In other words, in order to comprehend our child’s behavioral patterns, we need to take a closer look at the biggest influence in their life – ourselves. We are their first and most influential role model, so we have to understand ourselves before we can understand our children.

And if there’s one thing that negatively affects our parent-child relationships more than any other, it’s our own experiences as children. The associations we formed in this period have a huge impact on our emotional reactions and parenting style.

A great example of this comes from Oskar, one of the author’s clients. He found that, whenever his 18-month-old son left his food uneaten or dropped it on the floor, he felt anger bubble up inside of him. After doing some probing into his own childhood with the help of the author, Oskar discovered the reason – the same behavior would have earned him a sharp rap on the knuckles and being dismissed from the room by his own parents. Oskar was letting his childhood experiences cloud his parenting.

Thankfully, there’s a way to deprogram these patterns of negative reaction in ourselves.

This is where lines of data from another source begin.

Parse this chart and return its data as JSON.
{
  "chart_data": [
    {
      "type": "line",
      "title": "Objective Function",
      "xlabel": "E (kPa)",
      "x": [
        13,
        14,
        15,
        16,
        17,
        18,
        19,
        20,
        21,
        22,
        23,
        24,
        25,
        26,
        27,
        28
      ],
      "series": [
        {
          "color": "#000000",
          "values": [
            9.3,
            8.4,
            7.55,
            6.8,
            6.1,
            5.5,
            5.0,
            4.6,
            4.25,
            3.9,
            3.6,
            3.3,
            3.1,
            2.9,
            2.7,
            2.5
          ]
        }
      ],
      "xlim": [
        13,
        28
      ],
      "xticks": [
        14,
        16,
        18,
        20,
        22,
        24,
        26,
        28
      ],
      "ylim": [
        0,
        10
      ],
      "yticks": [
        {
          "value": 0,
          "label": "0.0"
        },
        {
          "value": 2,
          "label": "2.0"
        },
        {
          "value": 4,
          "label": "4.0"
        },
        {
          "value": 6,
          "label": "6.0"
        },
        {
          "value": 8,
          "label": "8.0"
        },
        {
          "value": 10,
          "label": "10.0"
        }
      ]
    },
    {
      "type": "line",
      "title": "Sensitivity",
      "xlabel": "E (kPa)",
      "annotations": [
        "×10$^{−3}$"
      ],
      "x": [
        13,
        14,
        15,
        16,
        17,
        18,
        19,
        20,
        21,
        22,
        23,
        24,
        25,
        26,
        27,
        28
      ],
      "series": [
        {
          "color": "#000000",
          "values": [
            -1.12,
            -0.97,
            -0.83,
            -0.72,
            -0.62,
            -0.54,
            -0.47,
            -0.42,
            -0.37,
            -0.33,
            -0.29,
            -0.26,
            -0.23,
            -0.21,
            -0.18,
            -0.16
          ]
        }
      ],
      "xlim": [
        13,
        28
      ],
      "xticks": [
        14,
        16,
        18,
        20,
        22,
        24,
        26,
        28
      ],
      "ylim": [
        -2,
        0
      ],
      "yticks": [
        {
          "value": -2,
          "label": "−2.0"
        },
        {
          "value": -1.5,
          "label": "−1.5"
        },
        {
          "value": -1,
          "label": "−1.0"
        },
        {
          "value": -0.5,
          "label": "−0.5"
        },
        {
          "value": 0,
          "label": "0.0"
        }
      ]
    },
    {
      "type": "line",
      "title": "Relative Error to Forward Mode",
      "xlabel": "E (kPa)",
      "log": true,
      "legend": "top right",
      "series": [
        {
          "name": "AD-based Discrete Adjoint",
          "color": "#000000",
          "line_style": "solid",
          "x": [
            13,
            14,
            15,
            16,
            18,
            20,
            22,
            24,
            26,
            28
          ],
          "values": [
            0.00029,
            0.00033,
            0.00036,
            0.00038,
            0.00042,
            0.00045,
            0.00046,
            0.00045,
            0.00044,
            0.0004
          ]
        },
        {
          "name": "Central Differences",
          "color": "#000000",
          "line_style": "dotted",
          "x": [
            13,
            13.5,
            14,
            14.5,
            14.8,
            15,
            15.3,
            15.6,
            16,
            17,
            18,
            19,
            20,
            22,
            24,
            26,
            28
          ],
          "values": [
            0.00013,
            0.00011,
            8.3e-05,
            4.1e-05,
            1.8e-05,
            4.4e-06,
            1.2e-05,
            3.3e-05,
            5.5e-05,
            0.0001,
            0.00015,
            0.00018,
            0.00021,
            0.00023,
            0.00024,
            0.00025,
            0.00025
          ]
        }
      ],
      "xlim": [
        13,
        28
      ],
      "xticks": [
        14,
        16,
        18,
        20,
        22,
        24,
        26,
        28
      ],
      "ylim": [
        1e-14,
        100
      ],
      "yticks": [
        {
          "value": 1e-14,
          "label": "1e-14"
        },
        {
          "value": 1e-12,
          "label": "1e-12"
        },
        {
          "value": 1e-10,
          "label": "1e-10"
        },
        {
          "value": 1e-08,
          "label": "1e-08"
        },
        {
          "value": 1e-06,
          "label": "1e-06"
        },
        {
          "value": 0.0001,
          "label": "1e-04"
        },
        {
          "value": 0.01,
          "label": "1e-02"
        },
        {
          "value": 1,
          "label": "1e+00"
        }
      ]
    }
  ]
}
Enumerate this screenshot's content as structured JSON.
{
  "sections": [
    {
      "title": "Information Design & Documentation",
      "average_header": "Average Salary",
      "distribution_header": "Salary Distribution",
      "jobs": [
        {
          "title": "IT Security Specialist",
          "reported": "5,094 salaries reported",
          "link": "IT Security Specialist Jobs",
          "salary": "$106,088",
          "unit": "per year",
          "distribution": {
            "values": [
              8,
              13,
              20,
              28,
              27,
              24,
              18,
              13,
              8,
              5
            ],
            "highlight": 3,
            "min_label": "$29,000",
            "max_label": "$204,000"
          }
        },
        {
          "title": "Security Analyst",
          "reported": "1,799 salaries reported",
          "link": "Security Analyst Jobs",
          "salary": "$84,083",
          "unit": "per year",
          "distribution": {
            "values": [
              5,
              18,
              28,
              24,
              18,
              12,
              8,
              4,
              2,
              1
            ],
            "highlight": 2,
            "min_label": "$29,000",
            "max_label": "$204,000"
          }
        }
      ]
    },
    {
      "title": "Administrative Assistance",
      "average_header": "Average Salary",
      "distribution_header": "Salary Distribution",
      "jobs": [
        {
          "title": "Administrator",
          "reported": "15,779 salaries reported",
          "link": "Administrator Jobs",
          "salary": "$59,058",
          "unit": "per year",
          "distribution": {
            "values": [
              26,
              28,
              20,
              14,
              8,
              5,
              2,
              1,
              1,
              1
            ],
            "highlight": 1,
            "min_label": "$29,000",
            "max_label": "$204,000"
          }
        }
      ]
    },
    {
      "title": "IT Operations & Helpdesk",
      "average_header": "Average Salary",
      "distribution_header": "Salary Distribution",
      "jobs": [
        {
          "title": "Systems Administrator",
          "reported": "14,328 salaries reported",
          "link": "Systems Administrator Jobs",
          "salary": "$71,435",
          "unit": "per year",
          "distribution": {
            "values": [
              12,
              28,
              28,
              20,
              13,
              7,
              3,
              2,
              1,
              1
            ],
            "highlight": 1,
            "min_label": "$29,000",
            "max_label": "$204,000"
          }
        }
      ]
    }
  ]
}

To get there, though, you’ll need to unpack your own childhood and examine the positive and negative events that stick out in your memory. Think about your emotional reactions – how did you feel about the way you were treated then, and how do you feel about it now? Having a deep understanding of these childhood experiences and their emotional consequences is one of the most effective tools for compassionate parenting.

When raising children, you should also use the appearance of negatively charged emotions in yourself as a warning signal. Parents often react with anger or frustration at specific incidents because the brain is subconsciously protecting us from the feelings of longing, jealousy or humiliation we felt as children.

By using anger or frustration as signals that we need to investigate our childhood, we can start working toward ditching those negative overreactions and instead empathizing with our child. Ultimately, we can grow into the considerate parents that we want to be.